The numbering of the units was in succession of delivery, with the units built before 1870 being classed as Class A and those constructed after 1879 classified as Class B from 1925. The St Johns Wood Railway received five Burnett locomotives in 1868, these took locomotive numbers 34 - 38 therefore the Class A locomotives consisted of numbers 1 - 33 and 39 - 44 whereas the Class B reused the 34 - 38 numberings further to numbers 50 - 66.
The locomotives where initially a bright olive green with black and yellow accenting, brass was used for the domes and locomotive numbers, with the chimneys capped in copper. Midcared, a shade of the colour dark red, became the colour for the locomotives in 1885, with the domes also painted and this was the standard colour that was continued by the London Transport Passenger Board (LTPB) in 1933.
Seventeen locomotives where re-boilered at Edgware Road between 1880 and 1885 with the works continuing at Neasden depot from 1886, where the boiler pressure was increased to 150PSI, after 1894 the wheel diameter was also increased to 1.78m (5ft 10in) and cylinders to 440mm (17 ½in). Cabins for the drivers and crew were introduced in 1895 because it became too hot working inside the tunnels.

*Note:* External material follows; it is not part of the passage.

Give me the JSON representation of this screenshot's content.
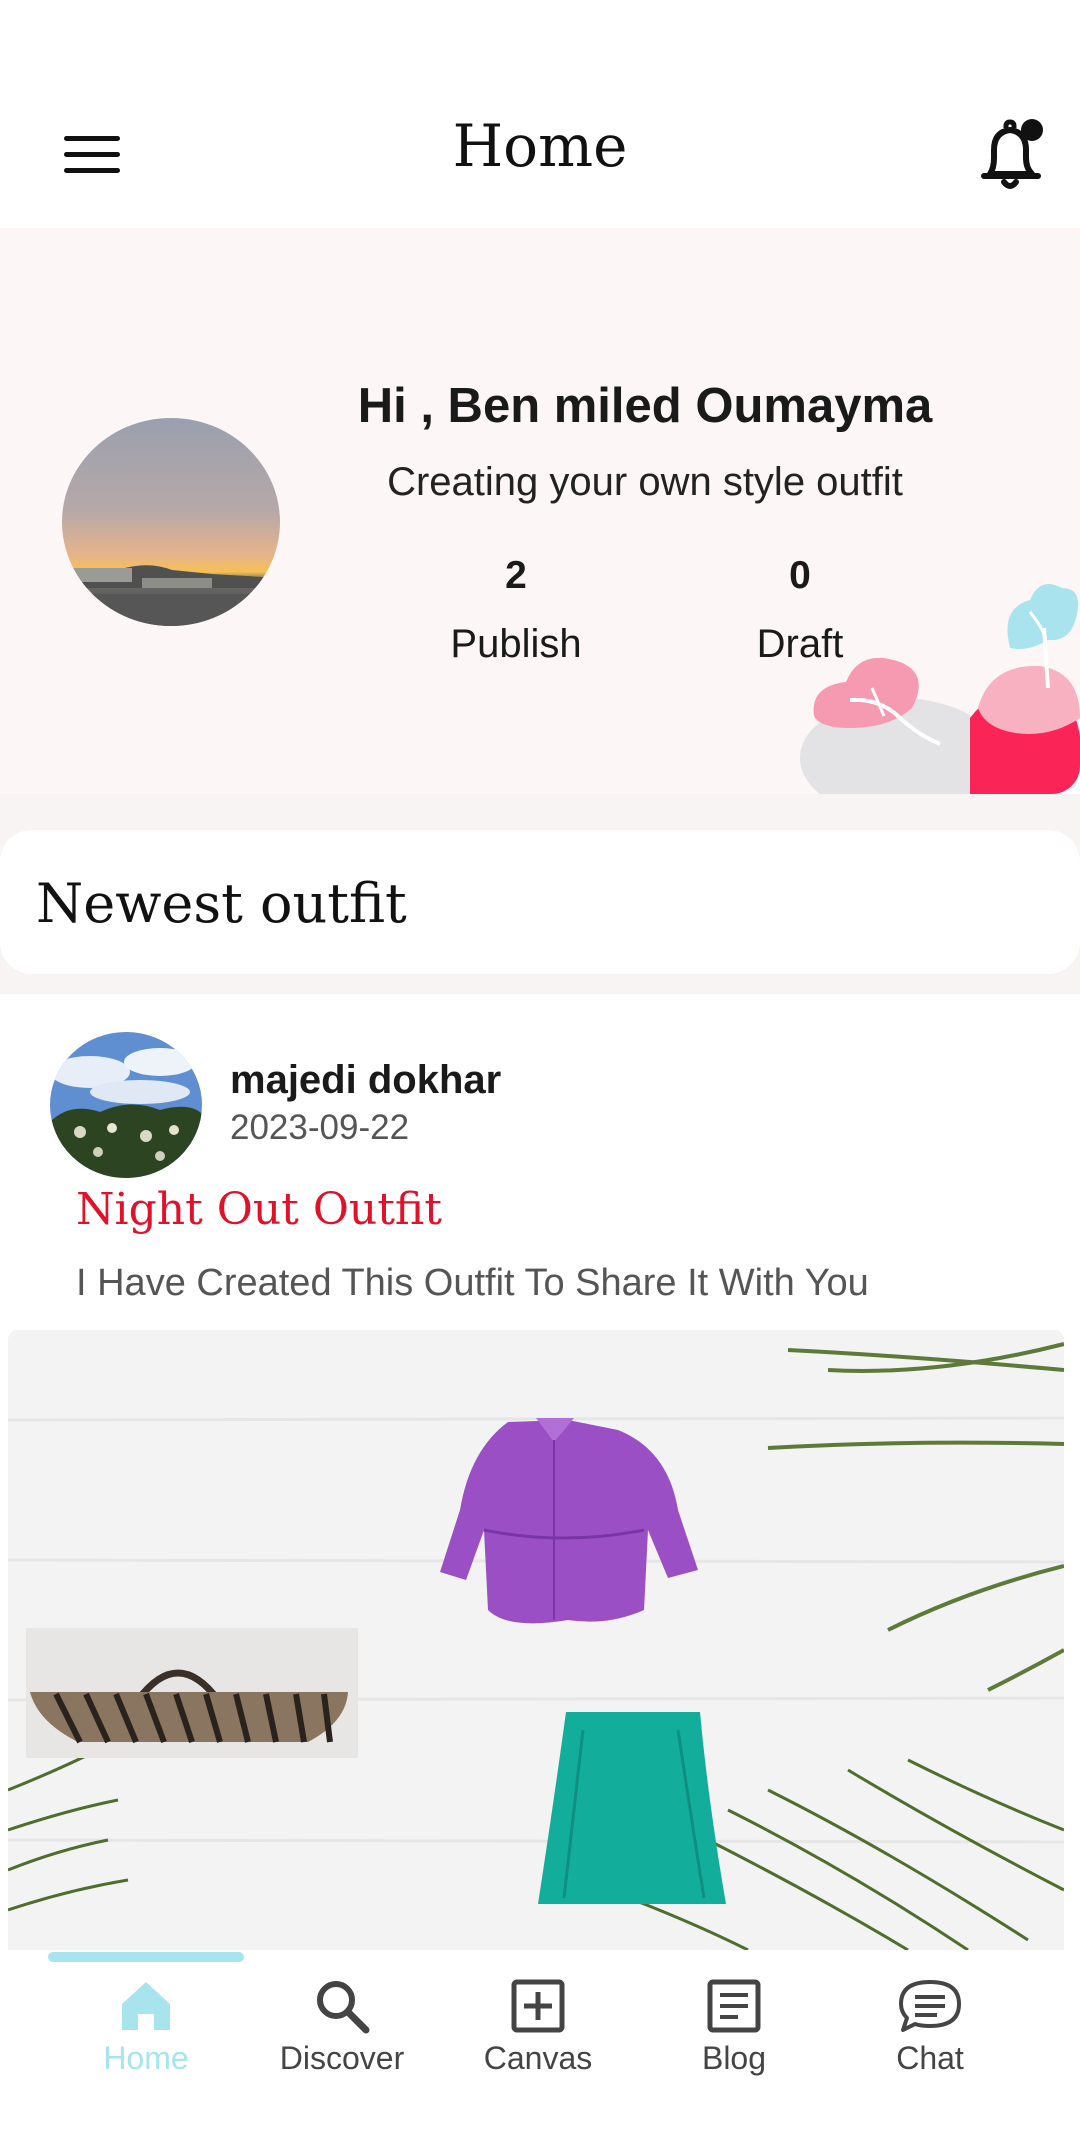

There were accidents in 1873 and 1884 which were caused by coupling rods breaking, the cross section was increased in 1885, however the problem was not resolved until 1893 when the Allan Motion was replaced by a Gibson and Lilley link Motion, with all the locomotives modified by 1896.
Experimentally locomotive number 62 was converted in 1898 to operate burning oil rather than coal or coke, however this proved expensive because of the quality that would be needed to burn underground although further experiments with burning oil were carried out later in 1921.

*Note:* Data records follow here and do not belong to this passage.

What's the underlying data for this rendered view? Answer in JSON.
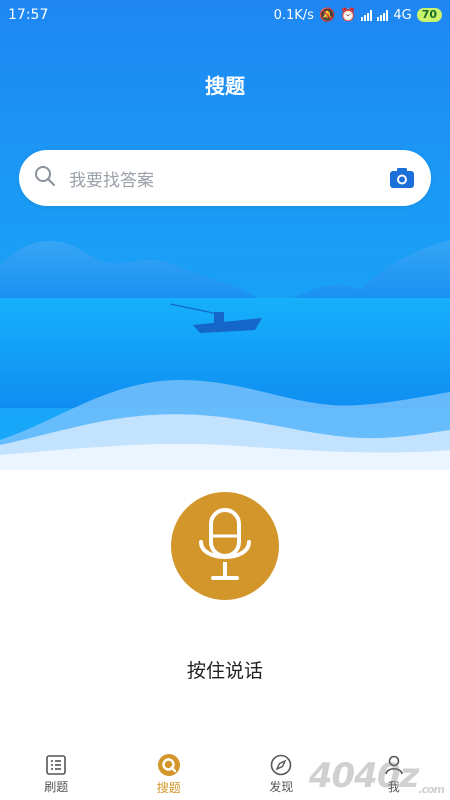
{
  "status_bar": {
    "time": "17:57",
    "net_speed": "0.1K/s",
    "network": "4G",
    "battery": "70"
  },
  "header": {
    "title": "搜题"
  },
  "search": {
    "placeholder": "我要找答案"
  },
  "voice": {
    "hint": "按住说话"
  },
  "tabs": [
    {
      "label": "刷题",
      "icon": "list-icon",
      "active": false
    },
    {
      "label": "搜题",
      "icon": "search-q-icon",
      "active": true
    },
    {
      "label": "发现",
      "icon": "compass-icon",
      "active": false
    },
    {
      "label": "我",
      "icon": "person-icon",
      "active": false
    }
  ],
  "watermark": {
    "text": "4040z",
    "suffix": ".com"
  },
  "colors": {
    "accent": "#d3962b",
    "hero_blue": "#1f86f3"
  }
}
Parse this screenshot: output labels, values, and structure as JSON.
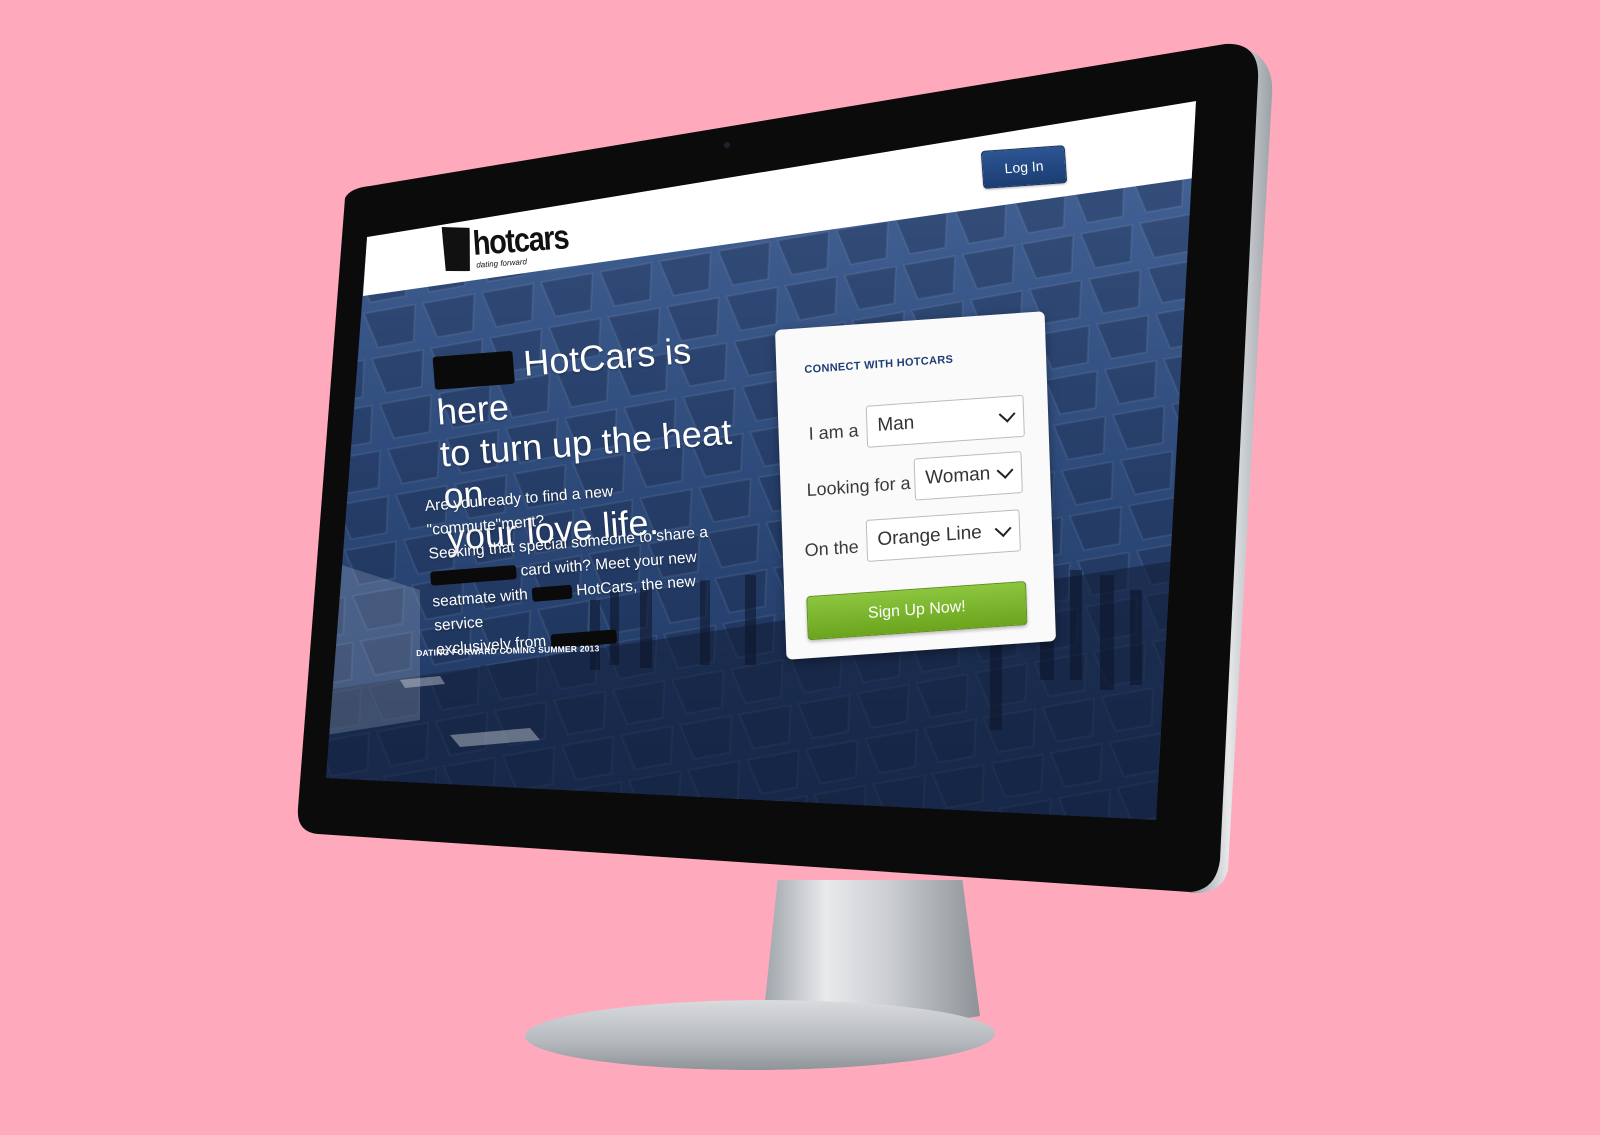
{
  "header": {
    "logo_text": "hotcars",
    "logo_tagline": "dating forward",
    "login_label": "Log In"
  },
  "hero": {
    "headline_line1": "HotCars is here",
    "headline_line2": "to turn up the heat on",
    "headline_line3": "your love life.",
    "body_line1": "Are you ready to find a new \"commute\"ment?",
    "body_line2": "Seeking that special someone to share a",
    "body_line3": "card with? Meet your new",
    "body_line4a": "seatmate with",
    "body_line4b": "HotCars, the new service",
    "body_line5": "exclusively from",
    "coming_soon": "DATING FORWARD COMING SUMMER 2013"
  },
  "signup": {
    "title": "CONNECT WITH HOTCARS",
    "gender_label": "I am a",
    "gender_value": "Man",
    "seeking_label": "Looking for a",
    "seeking_value": "Woman",
    "line_label": "On the",
    "line_value": "Orange Line",
    "submit_label": "Sign Up Now!"
  },
  "colors": {
    "background": "#ffa9bd",
    "brand_blue": "#1f3f74",
    "cta_green": "#7ab82e"
  }
}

The Metropolitan Railway Class A and B operated across the entire Metropolitan Railway, which included the Hammersmith & City line today and the East London Line which is a part of the London Overground network today. In 1884 the locomotives where stabled at:
| Locomotive Numbers | Served |
|---|---|
| 1 - 20 | Metropolitan railway Mainline |
| 27 - 33 | East London Line (London Overground today) |
| 21 - 50 | Hammersmith and City railway |
The electrification of the lines within central London between 1905 and 1906, the locomotives where redundant. The first locomotive to be withdrawn was in 1897 when locomotive number 1 was evolved in an accident at Baker Street and forty had been either sold or scrapped by 1907. Thirteen locomotive where still in use for shunting, departmental work and working trains on the Brill Tramway in 1914 but the remainder had been sent to R Fraser for scrapping. The closure of the Brill Tramway in 1935, the purchase of other locomotives and the changes to London and North Eastern Railway (LNER) freight the fleet except one locomotive, number 22 which was sold to the Metropolitan District Railway (MDR), where scrapped by 1936. Locomotive number 22 survived until 1931 having been sold to the Metropolitan District Railway (MDR) in 1925. Other locomotives also survived, outside the fleet on the Brill Tramway, locomotive number 7 survived on the Mersey Railway until 1939 and locomotive number 44 which survived until 1948 on the Pelaw Main colliery.
There is one locomotive, which has been preserved at the London Transport Museum, the Metropolitan Railway Class A locomotive number 23 also known as London Transport number 45.